Low Carb Chocolate Coconut Milk Pudding
Recipe type: Dessert
Cuisine: American
Prep time: 
Cook time: 
Total time: 
A thick and creamy chocolate coconut milk pudding.
  • 1 can coconut milk
  • ¼ tsp vanilla bean paste
  • 1 block Hershey's unsweetened baking bar
  • ⅓ cup Swerve sweetener
  • 1 tbsp Hershey's Dark cocoa powder
  • 10 drops chocolate stevia drops
  • ½ tbsp Knox gelatin
  • ⅛ tsp cinnamon
  1. Using a small sauce pan, preheat on medium-low.

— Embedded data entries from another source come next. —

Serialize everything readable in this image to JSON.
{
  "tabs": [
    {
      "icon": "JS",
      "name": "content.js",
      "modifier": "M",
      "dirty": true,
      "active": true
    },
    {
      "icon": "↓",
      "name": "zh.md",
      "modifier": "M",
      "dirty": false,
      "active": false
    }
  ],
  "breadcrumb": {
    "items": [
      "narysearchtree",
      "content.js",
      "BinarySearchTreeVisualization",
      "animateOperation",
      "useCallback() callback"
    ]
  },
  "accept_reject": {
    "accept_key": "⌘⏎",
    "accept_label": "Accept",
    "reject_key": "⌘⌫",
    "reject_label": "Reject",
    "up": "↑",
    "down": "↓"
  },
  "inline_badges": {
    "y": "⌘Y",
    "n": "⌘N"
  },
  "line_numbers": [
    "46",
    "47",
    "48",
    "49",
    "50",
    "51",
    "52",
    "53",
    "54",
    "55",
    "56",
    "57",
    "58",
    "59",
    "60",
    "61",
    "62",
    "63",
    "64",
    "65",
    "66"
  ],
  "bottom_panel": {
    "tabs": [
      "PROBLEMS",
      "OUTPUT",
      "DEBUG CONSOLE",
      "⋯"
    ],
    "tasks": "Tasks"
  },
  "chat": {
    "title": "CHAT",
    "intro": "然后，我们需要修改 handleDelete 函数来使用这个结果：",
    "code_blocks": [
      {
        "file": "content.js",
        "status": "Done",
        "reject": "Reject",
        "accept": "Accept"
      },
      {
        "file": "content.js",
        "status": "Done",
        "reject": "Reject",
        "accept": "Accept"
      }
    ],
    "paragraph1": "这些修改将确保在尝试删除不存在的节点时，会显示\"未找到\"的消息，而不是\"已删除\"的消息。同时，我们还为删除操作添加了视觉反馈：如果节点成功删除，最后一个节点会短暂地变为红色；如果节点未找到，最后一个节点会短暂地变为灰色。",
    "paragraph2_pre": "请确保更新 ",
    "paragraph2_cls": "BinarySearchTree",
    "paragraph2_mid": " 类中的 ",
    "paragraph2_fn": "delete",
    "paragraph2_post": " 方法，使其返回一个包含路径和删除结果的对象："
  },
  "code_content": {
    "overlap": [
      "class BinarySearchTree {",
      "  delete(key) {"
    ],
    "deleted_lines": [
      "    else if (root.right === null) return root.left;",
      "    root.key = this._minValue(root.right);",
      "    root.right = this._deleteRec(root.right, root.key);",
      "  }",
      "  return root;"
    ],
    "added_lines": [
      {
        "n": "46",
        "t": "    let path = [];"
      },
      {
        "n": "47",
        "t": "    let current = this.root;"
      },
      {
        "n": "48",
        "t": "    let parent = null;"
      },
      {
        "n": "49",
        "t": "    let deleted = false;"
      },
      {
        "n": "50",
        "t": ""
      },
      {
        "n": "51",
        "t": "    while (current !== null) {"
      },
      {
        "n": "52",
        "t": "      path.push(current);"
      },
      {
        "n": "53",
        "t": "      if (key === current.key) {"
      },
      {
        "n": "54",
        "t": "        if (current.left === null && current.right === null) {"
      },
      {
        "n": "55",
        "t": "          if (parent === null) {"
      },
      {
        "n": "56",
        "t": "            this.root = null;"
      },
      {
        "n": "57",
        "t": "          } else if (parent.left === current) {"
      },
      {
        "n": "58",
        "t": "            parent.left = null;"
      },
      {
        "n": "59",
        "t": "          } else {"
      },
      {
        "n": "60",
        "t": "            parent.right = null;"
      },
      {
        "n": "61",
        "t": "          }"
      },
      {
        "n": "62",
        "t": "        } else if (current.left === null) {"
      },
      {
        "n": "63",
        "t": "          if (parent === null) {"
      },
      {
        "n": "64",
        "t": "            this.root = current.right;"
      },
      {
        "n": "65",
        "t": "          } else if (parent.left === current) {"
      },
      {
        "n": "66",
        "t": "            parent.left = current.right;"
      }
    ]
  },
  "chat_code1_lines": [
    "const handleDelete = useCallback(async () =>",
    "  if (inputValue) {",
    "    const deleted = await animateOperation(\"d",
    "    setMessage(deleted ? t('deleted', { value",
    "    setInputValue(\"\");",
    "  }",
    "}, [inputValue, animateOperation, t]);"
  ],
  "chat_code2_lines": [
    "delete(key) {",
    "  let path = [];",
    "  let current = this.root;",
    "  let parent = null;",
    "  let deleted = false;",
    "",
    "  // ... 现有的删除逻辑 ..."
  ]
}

  2. Toss in the coconut milk, vanilla bean paste, 1 block Hershey's unsweetened baking bar, sweetener, Hershey's Dark cocoa, stevia drops and cinnamon.

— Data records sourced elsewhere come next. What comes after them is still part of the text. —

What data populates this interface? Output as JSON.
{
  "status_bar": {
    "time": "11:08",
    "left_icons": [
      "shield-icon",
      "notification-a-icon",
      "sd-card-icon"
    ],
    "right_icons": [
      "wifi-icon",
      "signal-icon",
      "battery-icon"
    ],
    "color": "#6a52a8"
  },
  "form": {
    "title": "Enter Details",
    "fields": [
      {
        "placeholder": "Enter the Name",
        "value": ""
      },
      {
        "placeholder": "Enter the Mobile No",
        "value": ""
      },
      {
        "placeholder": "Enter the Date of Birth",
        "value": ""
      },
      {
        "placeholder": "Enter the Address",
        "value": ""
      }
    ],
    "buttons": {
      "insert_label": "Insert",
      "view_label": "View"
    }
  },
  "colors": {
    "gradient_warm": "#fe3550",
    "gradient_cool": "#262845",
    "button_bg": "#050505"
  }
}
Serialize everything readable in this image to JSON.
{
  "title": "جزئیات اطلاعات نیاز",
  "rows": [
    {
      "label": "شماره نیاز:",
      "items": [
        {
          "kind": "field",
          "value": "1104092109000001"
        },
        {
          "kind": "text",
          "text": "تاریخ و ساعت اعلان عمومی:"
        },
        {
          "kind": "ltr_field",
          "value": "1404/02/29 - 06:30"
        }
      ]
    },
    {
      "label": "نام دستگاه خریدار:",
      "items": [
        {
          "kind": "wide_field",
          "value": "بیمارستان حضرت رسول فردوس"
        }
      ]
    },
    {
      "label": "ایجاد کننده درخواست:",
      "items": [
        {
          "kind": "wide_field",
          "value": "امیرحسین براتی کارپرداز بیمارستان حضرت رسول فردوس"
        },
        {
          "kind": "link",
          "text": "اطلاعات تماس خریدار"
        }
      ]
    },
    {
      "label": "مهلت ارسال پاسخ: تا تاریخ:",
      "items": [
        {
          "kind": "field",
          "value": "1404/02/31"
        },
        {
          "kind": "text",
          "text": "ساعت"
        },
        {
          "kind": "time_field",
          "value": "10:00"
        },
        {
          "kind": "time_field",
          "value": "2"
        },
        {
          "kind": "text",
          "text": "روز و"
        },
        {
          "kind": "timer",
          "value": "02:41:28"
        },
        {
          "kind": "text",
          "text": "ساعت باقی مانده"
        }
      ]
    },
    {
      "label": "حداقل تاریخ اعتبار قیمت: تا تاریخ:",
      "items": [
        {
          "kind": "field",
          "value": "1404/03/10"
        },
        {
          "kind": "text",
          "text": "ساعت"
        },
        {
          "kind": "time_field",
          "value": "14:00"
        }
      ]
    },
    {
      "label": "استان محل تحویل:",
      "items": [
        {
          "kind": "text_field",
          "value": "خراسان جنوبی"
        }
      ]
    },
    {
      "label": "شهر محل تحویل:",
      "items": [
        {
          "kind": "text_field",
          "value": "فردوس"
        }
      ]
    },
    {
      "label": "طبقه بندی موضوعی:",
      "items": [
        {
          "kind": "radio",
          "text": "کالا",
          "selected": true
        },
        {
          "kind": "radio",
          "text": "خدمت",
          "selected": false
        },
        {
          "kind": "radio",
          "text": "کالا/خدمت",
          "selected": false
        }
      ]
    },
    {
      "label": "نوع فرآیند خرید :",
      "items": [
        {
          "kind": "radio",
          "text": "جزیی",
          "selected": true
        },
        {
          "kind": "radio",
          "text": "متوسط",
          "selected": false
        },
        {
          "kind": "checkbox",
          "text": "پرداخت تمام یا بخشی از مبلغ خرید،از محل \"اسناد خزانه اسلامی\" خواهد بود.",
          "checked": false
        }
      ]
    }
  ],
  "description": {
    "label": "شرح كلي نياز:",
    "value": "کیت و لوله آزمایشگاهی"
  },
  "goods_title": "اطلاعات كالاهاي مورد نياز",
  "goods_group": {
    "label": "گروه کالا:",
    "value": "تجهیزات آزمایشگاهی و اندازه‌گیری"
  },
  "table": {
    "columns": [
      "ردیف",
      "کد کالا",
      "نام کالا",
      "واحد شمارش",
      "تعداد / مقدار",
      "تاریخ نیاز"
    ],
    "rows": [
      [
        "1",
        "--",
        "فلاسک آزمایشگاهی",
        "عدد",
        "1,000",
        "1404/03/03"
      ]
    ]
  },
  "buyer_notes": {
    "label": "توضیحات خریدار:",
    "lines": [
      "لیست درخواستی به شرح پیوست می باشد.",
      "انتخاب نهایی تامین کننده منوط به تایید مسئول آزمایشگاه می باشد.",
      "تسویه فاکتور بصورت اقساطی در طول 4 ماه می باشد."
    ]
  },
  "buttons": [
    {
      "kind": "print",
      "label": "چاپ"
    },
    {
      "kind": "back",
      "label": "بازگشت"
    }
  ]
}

  3. Whisk for 5-10 minutes ensuring it doesn't get too hot and bubble.
  4. When the chocolate is fully melted, turn the stove on low.
  5. Slowly whisk in the gelatin so that there are no clumps.
  6. After 5 minutes, remove the sauce pan and let sit for 10-15 minutes to thicken.
  7. Separate the pudding in two ramekins to cool in the fridge.
  8. Leave in the fridge for up to three hours before serving.